I started with fish from Lake Malawi & now I'm mostly into tanganyikans. I'm just wondering what lake the majority of people start with.


----------



## Darkside (Feb 6, 2008)

I actually started with Victoria around 1995... and its not a choice up there lol.


----------



## lirykal (Dec 14, 2007)

started with malawi and just set-up a 75 gallon which i will make a tang set-up with a few peacocks. i hope it works out with the peacock cuz they soo nice.


----------



## mollysgood (Sep 26, 2002)

Just fixed the poll I must have submitted it before finalizing the other choices.


----------



## herb (Mar 23, 2003)

I now have a malawi tank(a 135 with dolphins), and a 125 with fronts, tanganyika of course

herb


----------



## Multies (Mar 9, 2007)

i actually kept tangs first.
i didt like malawi's. they didt look very fun to keep.
i got into shelldwellers from a friend of mine(thanks) and im still looking for some more


----------



## CichlidAndrew (Jun 29, 2005)

I was originally planning on malawis but I caught tanginitis (i just made that up. Dorky, I know) :lol: I just like the tang personality. Plus, shellies rock and gobies look so cute.


----------



## DJRansome (Oct 29, 2005)

Malawi first, and probably last.
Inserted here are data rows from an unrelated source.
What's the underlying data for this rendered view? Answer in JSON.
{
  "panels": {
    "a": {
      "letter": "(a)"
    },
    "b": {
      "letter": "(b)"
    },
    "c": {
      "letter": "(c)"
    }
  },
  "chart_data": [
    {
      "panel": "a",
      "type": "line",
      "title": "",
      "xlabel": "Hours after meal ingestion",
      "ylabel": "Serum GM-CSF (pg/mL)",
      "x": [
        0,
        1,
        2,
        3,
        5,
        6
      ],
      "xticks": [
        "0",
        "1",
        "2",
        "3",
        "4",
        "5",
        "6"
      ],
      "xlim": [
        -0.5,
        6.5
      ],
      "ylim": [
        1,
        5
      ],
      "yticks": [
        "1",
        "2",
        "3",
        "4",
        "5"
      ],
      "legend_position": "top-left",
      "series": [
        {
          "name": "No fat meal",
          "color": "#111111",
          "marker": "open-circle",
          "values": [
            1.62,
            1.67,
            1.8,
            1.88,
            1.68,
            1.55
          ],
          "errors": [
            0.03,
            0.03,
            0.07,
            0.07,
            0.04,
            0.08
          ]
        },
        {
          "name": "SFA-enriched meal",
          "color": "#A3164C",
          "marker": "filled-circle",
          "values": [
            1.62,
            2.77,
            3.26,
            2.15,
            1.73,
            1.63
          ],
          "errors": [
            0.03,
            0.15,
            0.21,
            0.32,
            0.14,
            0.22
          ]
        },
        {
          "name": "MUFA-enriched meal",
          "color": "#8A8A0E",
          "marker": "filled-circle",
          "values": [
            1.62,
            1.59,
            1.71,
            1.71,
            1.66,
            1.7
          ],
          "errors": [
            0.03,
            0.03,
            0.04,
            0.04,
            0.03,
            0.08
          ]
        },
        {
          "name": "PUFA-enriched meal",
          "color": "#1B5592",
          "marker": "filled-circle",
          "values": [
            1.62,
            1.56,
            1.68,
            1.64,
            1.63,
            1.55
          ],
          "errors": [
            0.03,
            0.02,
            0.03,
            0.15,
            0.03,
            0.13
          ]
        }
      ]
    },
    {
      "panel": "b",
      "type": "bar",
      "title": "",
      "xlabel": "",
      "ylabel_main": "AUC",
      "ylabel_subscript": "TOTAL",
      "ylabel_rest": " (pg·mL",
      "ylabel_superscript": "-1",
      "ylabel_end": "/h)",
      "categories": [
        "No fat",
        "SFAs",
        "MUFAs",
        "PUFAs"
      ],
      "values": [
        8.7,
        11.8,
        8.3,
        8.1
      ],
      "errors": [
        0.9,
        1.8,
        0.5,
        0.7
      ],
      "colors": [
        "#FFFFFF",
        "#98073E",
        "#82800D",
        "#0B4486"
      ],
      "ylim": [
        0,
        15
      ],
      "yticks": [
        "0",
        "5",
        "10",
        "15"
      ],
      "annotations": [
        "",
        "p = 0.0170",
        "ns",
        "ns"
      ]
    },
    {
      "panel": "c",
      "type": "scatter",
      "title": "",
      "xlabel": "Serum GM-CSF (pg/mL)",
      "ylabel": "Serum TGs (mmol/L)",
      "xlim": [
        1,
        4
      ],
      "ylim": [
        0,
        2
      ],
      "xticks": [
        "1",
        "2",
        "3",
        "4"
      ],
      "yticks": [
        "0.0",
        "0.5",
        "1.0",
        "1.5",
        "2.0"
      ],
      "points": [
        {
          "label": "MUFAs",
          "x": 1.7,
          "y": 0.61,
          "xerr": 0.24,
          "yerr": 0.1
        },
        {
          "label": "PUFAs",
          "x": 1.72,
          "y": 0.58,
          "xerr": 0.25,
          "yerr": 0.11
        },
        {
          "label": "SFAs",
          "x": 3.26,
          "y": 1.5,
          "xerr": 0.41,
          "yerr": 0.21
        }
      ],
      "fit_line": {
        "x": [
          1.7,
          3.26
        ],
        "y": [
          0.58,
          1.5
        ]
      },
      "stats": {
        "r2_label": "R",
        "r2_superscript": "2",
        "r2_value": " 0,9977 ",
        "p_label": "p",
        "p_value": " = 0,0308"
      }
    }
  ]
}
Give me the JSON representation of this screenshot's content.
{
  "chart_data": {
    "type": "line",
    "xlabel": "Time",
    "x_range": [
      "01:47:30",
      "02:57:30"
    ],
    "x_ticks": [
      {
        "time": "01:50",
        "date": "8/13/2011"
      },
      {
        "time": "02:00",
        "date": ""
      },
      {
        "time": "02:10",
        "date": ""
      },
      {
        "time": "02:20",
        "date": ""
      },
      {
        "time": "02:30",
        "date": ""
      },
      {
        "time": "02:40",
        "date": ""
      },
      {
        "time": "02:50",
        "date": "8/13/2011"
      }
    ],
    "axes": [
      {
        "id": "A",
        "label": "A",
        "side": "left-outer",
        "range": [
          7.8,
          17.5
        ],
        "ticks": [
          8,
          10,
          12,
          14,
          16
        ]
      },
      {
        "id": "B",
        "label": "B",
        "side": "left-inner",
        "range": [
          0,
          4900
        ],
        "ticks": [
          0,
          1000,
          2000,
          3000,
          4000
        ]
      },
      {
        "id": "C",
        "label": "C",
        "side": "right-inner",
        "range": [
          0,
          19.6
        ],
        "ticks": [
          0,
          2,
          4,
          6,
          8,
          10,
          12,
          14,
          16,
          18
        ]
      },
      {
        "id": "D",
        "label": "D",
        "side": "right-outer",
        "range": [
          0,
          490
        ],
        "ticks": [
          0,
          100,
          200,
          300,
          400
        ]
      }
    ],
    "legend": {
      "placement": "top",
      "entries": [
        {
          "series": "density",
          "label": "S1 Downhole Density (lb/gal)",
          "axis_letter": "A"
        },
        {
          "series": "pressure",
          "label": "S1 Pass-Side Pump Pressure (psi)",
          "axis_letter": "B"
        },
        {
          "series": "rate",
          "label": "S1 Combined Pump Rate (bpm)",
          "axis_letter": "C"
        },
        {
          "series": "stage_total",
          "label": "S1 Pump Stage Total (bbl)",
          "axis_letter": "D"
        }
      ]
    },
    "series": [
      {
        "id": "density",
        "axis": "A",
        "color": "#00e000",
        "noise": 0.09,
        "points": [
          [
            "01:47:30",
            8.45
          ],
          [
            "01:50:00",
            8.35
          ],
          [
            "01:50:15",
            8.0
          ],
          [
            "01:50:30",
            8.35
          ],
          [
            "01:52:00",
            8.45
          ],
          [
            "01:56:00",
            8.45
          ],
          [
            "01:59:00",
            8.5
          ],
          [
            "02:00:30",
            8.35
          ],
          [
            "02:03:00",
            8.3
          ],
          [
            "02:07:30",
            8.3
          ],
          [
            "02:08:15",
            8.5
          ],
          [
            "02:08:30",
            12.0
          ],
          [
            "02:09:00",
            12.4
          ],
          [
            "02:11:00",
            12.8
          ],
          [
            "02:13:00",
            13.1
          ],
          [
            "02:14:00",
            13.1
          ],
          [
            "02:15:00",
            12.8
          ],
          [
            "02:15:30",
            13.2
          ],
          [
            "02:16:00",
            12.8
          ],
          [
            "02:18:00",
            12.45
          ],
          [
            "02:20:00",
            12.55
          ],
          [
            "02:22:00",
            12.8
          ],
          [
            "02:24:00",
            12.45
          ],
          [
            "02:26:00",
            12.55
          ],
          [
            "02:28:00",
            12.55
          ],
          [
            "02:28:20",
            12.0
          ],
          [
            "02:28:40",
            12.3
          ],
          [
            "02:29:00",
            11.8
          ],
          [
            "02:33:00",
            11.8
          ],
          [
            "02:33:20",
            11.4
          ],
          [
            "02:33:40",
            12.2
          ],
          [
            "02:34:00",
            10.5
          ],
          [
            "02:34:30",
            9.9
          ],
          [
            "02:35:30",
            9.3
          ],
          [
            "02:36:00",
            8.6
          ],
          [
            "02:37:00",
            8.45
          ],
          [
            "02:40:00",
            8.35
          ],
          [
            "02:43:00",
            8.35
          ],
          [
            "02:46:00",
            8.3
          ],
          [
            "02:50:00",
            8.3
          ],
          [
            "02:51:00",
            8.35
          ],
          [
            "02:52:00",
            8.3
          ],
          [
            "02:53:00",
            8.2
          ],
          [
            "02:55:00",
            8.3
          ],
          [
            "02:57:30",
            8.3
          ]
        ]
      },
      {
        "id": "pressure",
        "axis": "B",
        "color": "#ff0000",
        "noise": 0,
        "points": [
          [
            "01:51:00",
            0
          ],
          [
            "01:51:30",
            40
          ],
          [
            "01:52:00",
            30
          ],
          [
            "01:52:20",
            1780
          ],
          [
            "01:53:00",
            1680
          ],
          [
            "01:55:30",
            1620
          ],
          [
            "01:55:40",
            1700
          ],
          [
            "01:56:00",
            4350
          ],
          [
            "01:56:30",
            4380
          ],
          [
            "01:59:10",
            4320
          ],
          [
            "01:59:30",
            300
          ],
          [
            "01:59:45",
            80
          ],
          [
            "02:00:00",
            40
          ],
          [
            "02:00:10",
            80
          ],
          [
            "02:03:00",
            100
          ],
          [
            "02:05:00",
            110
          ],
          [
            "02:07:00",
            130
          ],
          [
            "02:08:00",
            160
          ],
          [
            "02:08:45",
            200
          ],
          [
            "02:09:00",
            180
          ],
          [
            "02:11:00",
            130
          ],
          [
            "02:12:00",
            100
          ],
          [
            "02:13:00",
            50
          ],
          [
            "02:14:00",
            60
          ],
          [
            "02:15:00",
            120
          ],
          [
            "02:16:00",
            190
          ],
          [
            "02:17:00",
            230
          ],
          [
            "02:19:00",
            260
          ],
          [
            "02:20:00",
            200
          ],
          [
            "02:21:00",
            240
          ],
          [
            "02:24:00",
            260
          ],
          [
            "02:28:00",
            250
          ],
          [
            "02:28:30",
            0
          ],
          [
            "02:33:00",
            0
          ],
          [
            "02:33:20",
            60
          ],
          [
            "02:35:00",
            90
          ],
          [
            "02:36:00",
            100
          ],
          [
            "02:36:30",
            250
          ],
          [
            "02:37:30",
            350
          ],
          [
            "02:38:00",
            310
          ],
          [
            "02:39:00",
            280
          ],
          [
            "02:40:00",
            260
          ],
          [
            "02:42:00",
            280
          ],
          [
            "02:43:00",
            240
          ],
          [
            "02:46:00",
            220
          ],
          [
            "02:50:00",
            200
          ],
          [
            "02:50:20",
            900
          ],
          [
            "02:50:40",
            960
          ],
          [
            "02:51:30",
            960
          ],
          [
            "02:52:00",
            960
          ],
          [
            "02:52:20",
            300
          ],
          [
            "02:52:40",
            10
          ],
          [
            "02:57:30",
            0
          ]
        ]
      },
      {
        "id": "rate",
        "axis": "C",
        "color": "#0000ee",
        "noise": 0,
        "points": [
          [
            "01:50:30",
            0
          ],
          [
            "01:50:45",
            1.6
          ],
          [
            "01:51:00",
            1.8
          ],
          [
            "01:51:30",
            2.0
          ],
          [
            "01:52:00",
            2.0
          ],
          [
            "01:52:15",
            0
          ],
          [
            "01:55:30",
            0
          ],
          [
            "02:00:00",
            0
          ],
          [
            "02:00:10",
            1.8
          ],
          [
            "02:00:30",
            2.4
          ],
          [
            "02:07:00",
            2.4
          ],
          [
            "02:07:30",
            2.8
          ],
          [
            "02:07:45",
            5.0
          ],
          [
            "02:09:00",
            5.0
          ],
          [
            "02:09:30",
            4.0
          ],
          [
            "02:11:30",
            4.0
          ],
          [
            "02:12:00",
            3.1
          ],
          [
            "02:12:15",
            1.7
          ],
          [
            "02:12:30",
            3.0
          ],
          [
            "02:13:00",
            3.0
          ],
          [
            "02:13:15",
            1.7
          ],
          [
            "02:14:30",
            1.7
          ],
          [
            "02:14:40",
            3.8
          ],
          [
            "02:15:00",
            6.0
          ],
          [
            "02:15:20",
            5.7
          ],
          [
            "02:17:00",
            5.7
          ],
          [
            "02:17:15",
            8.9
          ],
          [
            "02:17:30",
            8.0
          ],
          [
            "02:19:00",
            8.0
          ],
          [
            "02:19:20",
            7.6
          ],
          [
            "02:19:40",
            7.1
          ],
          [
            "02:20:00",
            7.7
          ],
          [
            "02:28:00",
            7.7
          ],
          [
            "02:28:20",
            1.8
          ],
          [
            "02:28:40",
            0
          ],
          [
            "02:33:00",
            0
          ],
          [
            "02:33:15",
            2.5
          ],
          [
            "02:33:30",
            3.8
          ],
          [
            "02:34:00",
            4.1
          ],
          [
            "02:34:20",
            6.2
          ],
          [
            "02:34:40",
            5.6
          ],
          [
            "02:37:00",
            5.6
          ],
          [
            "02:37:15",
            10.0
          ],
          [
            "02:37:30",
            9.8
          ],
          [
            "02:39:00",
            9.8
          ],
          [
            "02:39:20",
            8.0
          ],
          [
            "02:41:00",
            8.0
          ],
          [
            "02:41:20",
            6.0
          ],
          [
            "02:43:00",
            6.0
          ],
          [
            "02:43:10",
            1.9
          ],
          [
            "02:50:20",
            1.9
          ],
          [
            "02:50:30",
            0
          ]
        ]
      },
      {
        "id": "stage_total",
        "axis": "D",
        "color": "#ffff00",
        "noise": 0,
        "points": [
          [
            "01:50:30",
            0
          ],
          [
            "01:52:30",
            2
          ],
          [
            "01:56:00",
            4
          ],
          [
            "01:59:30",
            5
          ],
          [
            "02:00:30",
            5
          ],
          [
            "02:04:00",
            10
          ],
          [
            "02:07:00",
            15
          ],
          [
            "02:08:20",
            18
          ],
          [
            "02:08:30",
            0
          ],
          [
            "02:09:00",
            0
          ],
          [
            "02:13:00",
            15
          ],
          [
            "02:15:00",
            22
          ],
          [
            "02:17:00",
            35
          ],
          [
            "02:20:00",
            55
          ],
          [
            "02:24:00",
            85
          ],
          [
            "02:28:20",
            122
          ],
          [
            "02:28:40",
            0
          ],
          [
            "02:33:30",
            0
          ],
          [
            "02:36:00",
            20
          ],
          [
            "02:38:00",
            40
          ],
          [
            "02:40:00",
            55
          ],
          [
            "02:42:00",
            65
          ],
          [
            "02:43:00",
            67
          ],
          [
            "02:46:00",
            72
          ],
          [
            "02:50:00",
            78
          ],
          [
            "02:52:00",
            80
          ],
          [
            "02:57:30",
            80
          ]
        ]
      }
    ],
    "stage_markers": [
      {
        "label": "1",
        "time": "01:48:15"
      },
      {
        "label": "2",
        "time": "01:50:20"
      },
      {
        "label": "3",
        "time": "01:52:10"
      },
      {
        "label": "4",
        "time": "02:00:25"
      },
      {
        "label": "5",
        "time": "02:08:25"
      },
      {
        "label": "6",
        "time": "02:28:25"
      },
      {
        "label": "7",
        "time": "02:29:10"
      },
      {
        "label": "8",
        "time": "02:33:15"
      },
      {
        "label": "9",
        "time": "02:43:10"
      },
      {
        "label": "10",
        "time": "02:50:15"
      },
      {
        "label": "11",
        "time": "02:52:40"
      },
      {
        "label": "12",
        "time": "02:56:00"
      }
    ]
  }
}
But I've gotten into Tangs, and will be giving them the 6 foot tank the first of the year.

I seem to need to make some sort of a major change annually. I see haps/peacocks on my horizon as well as marine! But I'm going to try to stick with 3 show tanks and rotate instead of adding more and more and more...


----------



## Darkside (Feb 6, 2008)

Nobody else started with Vics?


----------



## Neolamprologus Marco (Jan 14, 2008)

I think more people start with malawi because they are more availible,once their hooked they turn to the rarer fish.In my own experience and humble opinion of course. :thumb:


----------



## DirtyBlackSocks (Jan 24, 2008)

Did SA for years and years, started with Tang. in Africans - bad results with brichardi, lelupi and calvus - now I've got some gold ocellatus and firefin comps....


----------



## poypoyking (Aug 10, 2005)

I started with Malawi's, now I have a Tang tank. I don't think I will go back, the fish are just too much fun.


----------